Beide haben große, weit aufschwingende Heckklappen, beide praktische Schiebetüren für die zweite Reihe. Die breite schwarze Schutzleiste an den Seiten signalisiert, dass sie den rauen Alltag im Großstadtdschungel gut bestehen wollen und auch den ein oder anderen leichten Knuff auf dem Parkplatz wegstecken. Wer beide nebeneinander stellt, merkt allerdings schon am Größenvergleich, dass man beim Tepee auch mehr Auto für den Mehrpreis bekommt.

Verschenkter Platz

Der Franzose ist rund 40 Zentimeter länger, 13 Zentimeter breiter und acht Zentimeter höher als der Italiener. Wer Platz nimmt, der merkt allerdings schnell: Zumindest dieses Mehr an Länge gibt der Peugeot kaum an seine Passagiere weiter - er bietet lieber den deutlich größeren Kofferraum. Auf den vorderen Plätzen haben in beiden Minivans auch groß gewachsene Passagiere keine Probleme. Die Sitze lassen sich ausreichend weit nach hinten schieben, Schulter- und Ellenbogenfreiheit gibt es reichlich. Der Himmel schwebt so hoch droben, dass man noch mit Heiligenschein hineinpassen würde.

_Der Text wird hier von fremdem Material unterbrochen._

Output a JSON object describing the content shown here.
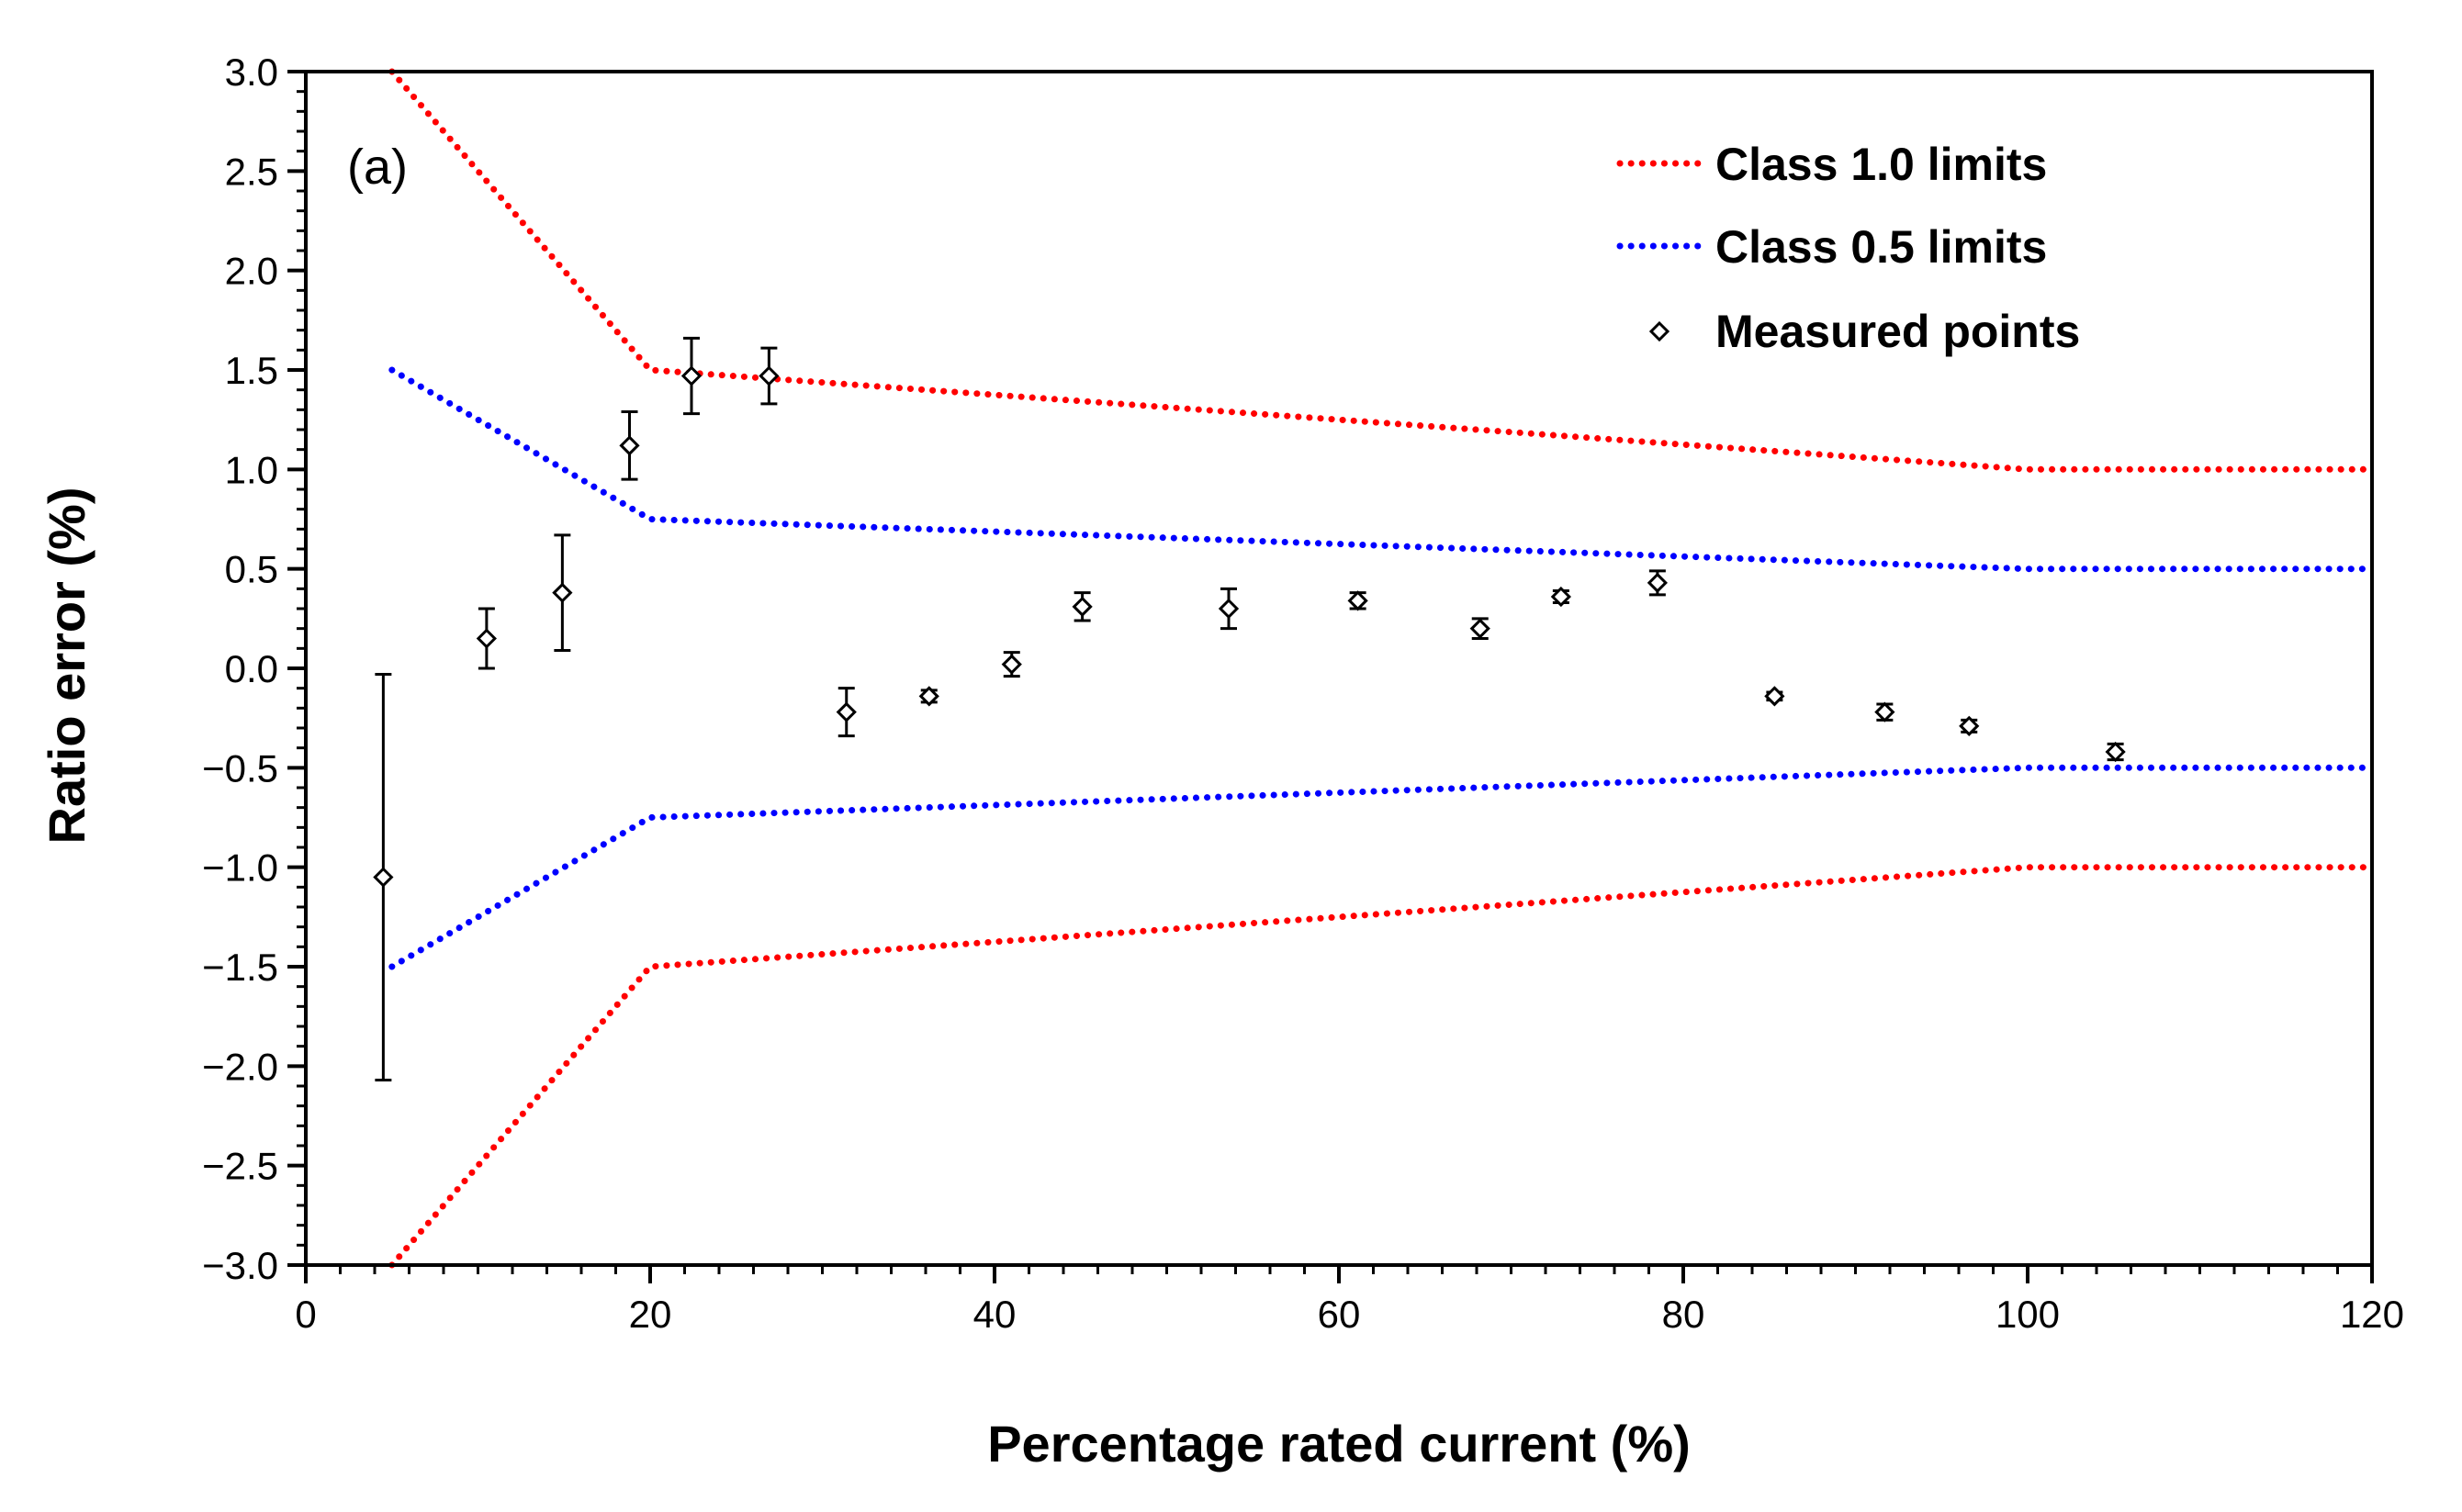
{
  "chart_data": {
    "type": "scatter",
    "panel_label": "(a)",
    "xlabel": "Percentage rated current (%)",
    "ylabel": "Ratio error (%)",
    "xlim": [
      0,
      120
    ],
    "ylim": [
      -3.0,
      3.0
    ],
    "x_ticks": [
      0,
      20,
      40,
      60,
      80,
      100,
      120
    ],
    "x_tick_labels": [
      "0",
      "20",
      "40",
      "60",
      "80",
      "100",
      "120"
    ],
    "y_ticks": [
      3.0,
      2.5,
      2.0,
      1.5,
      1.0,
      0.5,
      0.0,
      -0.5,
      -1.0,
      -1.5,
      -2.0,
      -2.5,
      -3.0
    ],
    "y_tick_labels": [
      "3.0",
      "2.5",
      "2.0",
      "1.5",
      "1.0",
      "0.5",
      "0.0",
      "−0.5",
      "−1.0",
      "−1.5",
      "−2.0",
      "−2.5",
      "−3.0"
    ],
    "x_minor_step": 2,
    "y_minor_step": 0.1,
    "legend_position": "top-right",
    "series": [
      {
        "name": "Class 1.0 limits",
        "kind": "dotted-line",
        "color": "#ff0000",
        "upper": [
          [
            5,
            3.0
          ],
          [
            20,
            1.5
          ],
          [
            100,
            1.0
          ],
          [
            120,
            1.0
          ]
        ],
        "lower": [
          [
            5,
            -3.0
          ],
          [
            20,
            -1.5
          ],
          [
            100,
            -1.0
          ],
          [
            120,
            -1.0
          ]
        ]
      },
      {
        "name": "Class 0.5 limits",
        "kind": "dotted-line",
        "color": "#0000ff",
        "upper": [
          [
            5,
            1.5
          ],
          [
            20,
            0.75
          ],
          [
            100,
            0.5
          ],
          [
            120,
            0.5
          ]
        ],
        "lower": [
          [
            5,
            -1.5
          ],
          [
            20,
            -0.75
          ],
          [
            100,
            -0.5
          ],
          [
            120,
            -0.5
          ]
        ]
      },
      {
        "name": "Measured points",
        "kind": "markers",
        "color": "#000000",
        "points": [
          {
            "x": 4.5,
            "y": -1.05,
            "err": 1.02
          },
          {
            "x": 10.5,
            "y": 0.15,
            "err": 0.15
          },
          {
            "x": 14.9,
            "y": 0.38,
            "err": 0.29
          },
          {
            "x": 18.8,
            "y": 1.12,
            "err": 0.17
          },
          {
            "x": 22.4,
            "y": 1.47,
            "err": 0.19
          },
          {
            "x": 26.9,
            "y": 1.47,
            "err": 0.14
          },
          {
            "x": 31.4,
            "y": -0.22,
            "err": 0.12
          },
          {
            "x": 36.2,
            "y": -0.14,
            "err": 0.03
          },
          {
            "x": 41.0,
            "y": 0.02,
            "err": 0.06
          },
          {
            "x": 45.1,
            "y": 0.31,
            "err": 0.07
          },
          {
            "x": 53.6,
            "y": 0.3,
            "err": 0.1
          },
          {
            "x": 61.1,
            "y": 0.34,
            "err": 0.04
          },
          {
            "x": 68.2,
            "y": 0.2,
            "err": 0.05
          },
          {
            "x": 72.9,
            "y": 0.36,
            "err": 0.03
          },
          {
            "x": 78.5,
            "y": 0.43,
            "err": 0.06
          },
          {
            "x": 85.3,
            "y": -0.14,
            "err": 0.02
          },
          {
            "x": 91.7,
            "y": -0.22,
            "err": 0.04
          },
          {
            "x": 96.6,
            "y": -0.29,
            "err": 0.03
          },
          {
            "x": 105.1,
            "y": -0.42,
            "err": 0.04
          }
        ]
      }
    ]
  }
}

Verschenkt wird von beiden das Potential in der zweiten Reihe. Wenn die Vordersitze bis ganz zurück geschoben sind, wird der Knieraum im Fiat ebenso wie im Peugeot unnötig eng. Warum hat man keine verschiebbaren Sitze im Fond eingebaut? Platz nach hinten wäre genug. Und mit ein wenig Verzicht auf Laderaum würden sich auch vier große Erwachsene auf längeren Touren nicht so eingeklemmt fühlen.

Träge Motoren

Schon der Fiat ist mit dem 1,3-Liter-Diesel brauchbar bestückt, solang man vor allem in der Stadt und dem näheren Umland unterwegs ist. Sobald es auf die Autobahn geht, ist der Lustgewinn so begrenzt, wie es das Datenblatt vermuten ließ. Satte 16,4 Sekunden braucht der Qubo aus dem Stand auf Tempo 100, bei 155 km/h ist Schluss. Mehr Kraft hat Fiat für den Qubo nicht im Angebot - der alternative Benzinmotor steht mit zwei PS weniger in der Liste.

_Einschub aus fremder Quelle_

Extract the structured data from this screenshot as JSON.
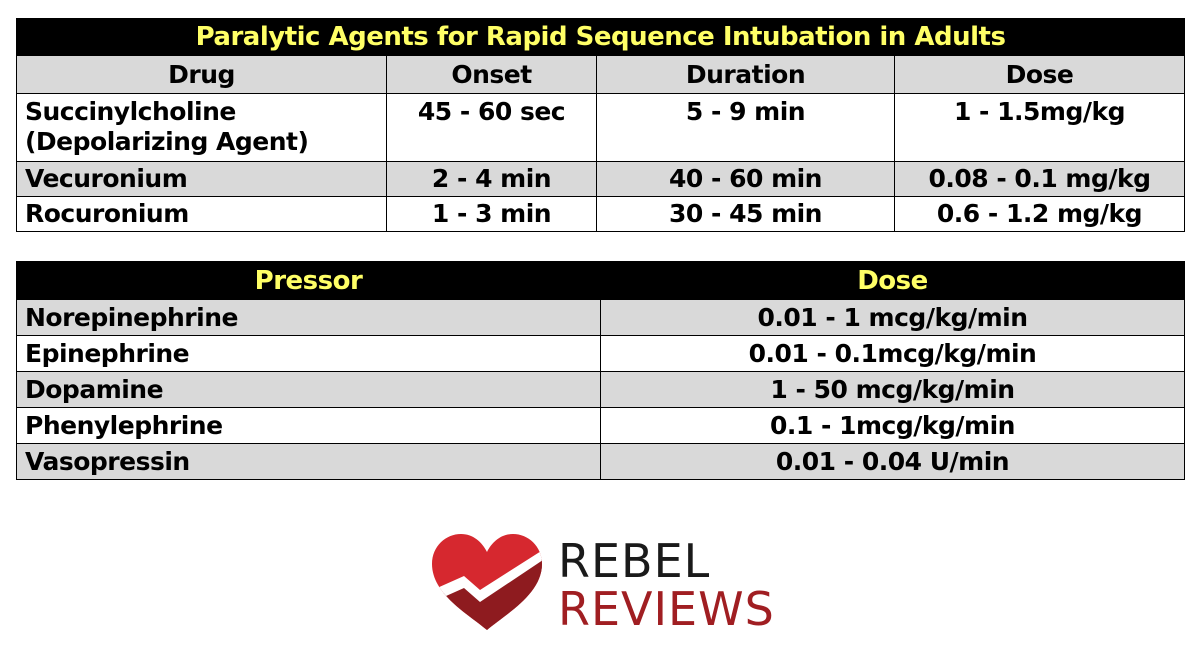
{
  "paralytics": {
    "title": "Paralytic Agents for Rapid Sequence Intubation in Adults",
    "headers": [
      "Drug",
      "Onset",
      "Duration",
      "Dose"
    ],
    "rows": [
      {
        "drug": "Succinylcholine",
        "drug_note": "(Depolarizing Agent)",
        "onset": "45 - 60 sec",
        "duration": "5 - 9 min",
        "dose": "1 - 1.5mg/kg"
      },
      {
        "drug": "Vecuronium",
        "onset": "2 - 4 min",
        "duration": "40 - 60 min",
        "dose": "0.08 - 0.1 mg/kg"
      },
      {
        "drug": "Rocuronium",
        "onset": "1 - 3 min",
        "duration": "30 - 45 min",
        "dose": "0.6 - 1.2 mg/kg"
      }
    ]
  },
  "pressors": {
    "headers": [
      "Pressor",
      "Dose"
    ],
    "rows": [
      {
        "name": "Norepinephrine",
        "dose": "0.01 - 1 mcg/kg/min"
      },
      {
        "name": "Epinephrine",
        "dose": "0.01 - 0.1mcg/kg/min"
      },
      {
        "name": "Dopamine",
        "dose": "1 - 50 mcg/kg/min"
      },
      {
        "name": "Phenylephrine",
        "dose": "0.1 - 1mcg/kg/min"
      },
      {
        "name": "Vasopressin",
        "dose": "0.01 - 0.04 U/min"
      }
    ]
  },
  "logo": {
    "line1": "REBEL",
    "line2": "REVIEWS",
    "icon": "heart-checkmark-icon",
    "colors": {
      "heart_light": "#d6282f",
      "heart_dark": "#8e1b1f",
      "text_dark": "#1a1a1a",
      "text_red": "#a01e22"
    }
  },
  "colors": {
    "title_bg": "#000000",
    "title_text": "#ffff66",
    "row_gray": "#d9d9d9",
    "row_white": "#ffffff"
  }
}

Mit dem Peugeot ist man da etwas flotter unterwegs. Kein Wunder: Auch hier macht sich natürlich der Mehrpreis bemerkbar und einen direkten Vergleich unfair. 80 kW/109 PS leistet der Diesel des Franzosen. Die Höchstgeschwindigkeit des 1,5-Tonners liegt dann bei 173 km/h und die Beschleunigung von 0 auf 100 km/h ist in ertragbaren 14,3 Sekunden zu schaffen. Fairer ist der Kräftevergleich mit dem Tepee HDi 75. Dessen Common-Rail-Selbstzünder bietet ebenso 75 PS wie der Qubo und schneidet von den Messwerten deutlich schlechter ab: 18,3 Sekunden braucht er für den Spurt, mehr als 153 km/h geht nicht.

Laderaum satt

Kofferraum ist üppig vorhanden. Der Fiat bietet voll bestuhlt mindestens 329 Liter an, wer die Sitze der zweiten Reihe umklappt oder ausbaut kommt auf 2.500 Liter. Noch großzügiger der Peugeot. Er hat selbst noch mit zwei Sitzreihen 505 Liter im Angebot. Wer auch hier die hinteren Sitze abmontiert, der schafft sogar 3.000 Liter.

Die Sitze lassen sich sowohl im Qubo als auch im Tepee einfach ausbauen, gehören aber nicht gerade zu den leichtesten ihrer Art. Mit wenig Mühe lassen sich beide Minivans dann auch bestücken. Eine Ladekante gibt es nicht, die riesigen Heckklappen schwenken weit nach oben - allerdings nicht ganz ohne Kraftaufwand. Der Ladeboden ist durchgehend eben, die Seitenwände glattflächig.

Wer hat die Nase vorn?

Wer als Familienkutsche den Peugeot Partner Tepee HDi FAP 110 im Auge hat, muss mindestens 20.350 Euro dafür ausgeben. Beim Fiat Fiorino Qubo 1.3 JTD ist man bereits ab 14.590 Euro dabei.

Die Frage ist: Lohnen der deutlich stärkere Motor und das größere Raumangebot des Peugeot den um 5.760 Euro höheren Preis? Oder reicht der Italiener? Klare Antwort: Es kommt darauf an. Die meisten Aufgaben im familiären Alltag wird der Fiat nicht schlechter lösen als der Peugeot. Der allerdings kann alles etwas besser - meistens.